As much as I love this person dearly, on the receiving end of this manipulation it is really, really hard to drum up the desire to acknowledge, much less meet, any of her needs, and oftentimes I don’t because it feels deeply unhealthy for me to do so.

And here’s the thing: People who are healthy and rooted in their sense of self won’t want to play this game of hot potato with you, so you will have less chance of maintaining relationships with healthy individuals if you insist on “not having needs” and passing off your potato.

We each have our own potato to bear.

(That was a fun sentence to write.)

When you assume responsibility for your own potato, you are saying to yourself and to the Universe:

“Yes, I have needs.
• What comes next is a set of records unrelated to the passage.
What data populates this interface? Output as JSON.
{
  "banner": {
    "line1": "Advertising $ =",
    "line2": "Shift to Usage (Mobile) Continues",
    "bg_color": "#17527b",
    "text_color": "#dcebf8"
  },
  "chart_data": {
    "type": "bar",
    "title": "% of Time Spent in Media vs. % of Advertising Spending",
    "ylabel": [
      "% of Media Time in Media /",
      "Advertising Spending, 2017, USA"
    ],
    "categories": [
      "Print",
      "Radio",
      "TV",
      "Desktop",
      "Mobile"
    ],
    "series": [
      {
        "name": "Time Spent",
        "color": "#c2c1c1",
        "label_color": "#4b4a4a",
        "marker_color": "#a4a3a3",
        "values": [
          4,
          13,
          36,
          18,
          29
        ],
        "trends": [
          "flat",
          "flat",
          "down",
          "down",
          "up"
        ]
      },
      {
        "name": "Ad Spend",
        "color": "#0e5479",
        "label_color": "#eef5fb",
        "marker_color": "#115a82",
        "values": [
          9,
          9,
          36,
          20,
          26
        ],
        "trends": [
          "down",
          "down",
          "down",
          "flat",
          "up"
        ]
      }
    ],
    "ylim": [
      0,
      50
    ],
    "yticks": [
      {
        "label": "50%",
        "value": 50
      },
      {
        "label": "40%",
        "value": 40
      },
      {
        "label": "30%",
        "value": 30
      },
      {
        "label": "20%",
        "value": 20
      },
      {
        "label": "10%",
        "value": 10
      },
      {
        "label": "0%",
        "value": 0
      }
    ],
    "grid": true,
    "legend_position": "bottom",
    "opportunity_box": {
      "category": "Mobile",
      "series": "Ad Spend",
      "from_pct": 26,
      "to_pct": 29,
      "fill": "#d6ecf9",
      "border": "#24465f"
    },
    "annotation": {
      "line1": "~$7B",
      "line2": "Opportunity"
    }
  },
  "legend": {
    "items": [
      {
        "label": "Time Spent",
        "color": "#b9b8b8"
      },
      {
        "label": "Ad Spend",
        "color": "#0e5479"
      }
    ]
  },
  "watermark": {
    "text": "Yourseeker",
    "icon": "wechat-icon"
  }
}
I am a person of worth and value, and I have needs.”

Owning your needs and learning how to express those needs in a healthy way (books like Codependent No More: How to Stop Controlling Others and Start Caring for Yourself can be super helpful if you’re unsure where to start) opens the door to, well, getting your needs met, both through your own efforts and the support of others.

Asking is the first step in receiving, no matter who’s doing the giving.

We can’t receive if we don’t ask, even if we’re asking of ourselves. But once we do ask in an open, clean way (i.e. without subconsciously passing off the potato, martyrdom, and other energetically clogged exchanges), the Universe rushes in to meet that need.

I have been astounded time and time again at how much easier and more joyful clearly expressing my needs feels and how readily my needs are met, often far beyond my expectations.

When you ask for what you need from a place of self-empowerment, the universe joyfully responds.

Are you ready to take back your hot potato and ask for the life you want?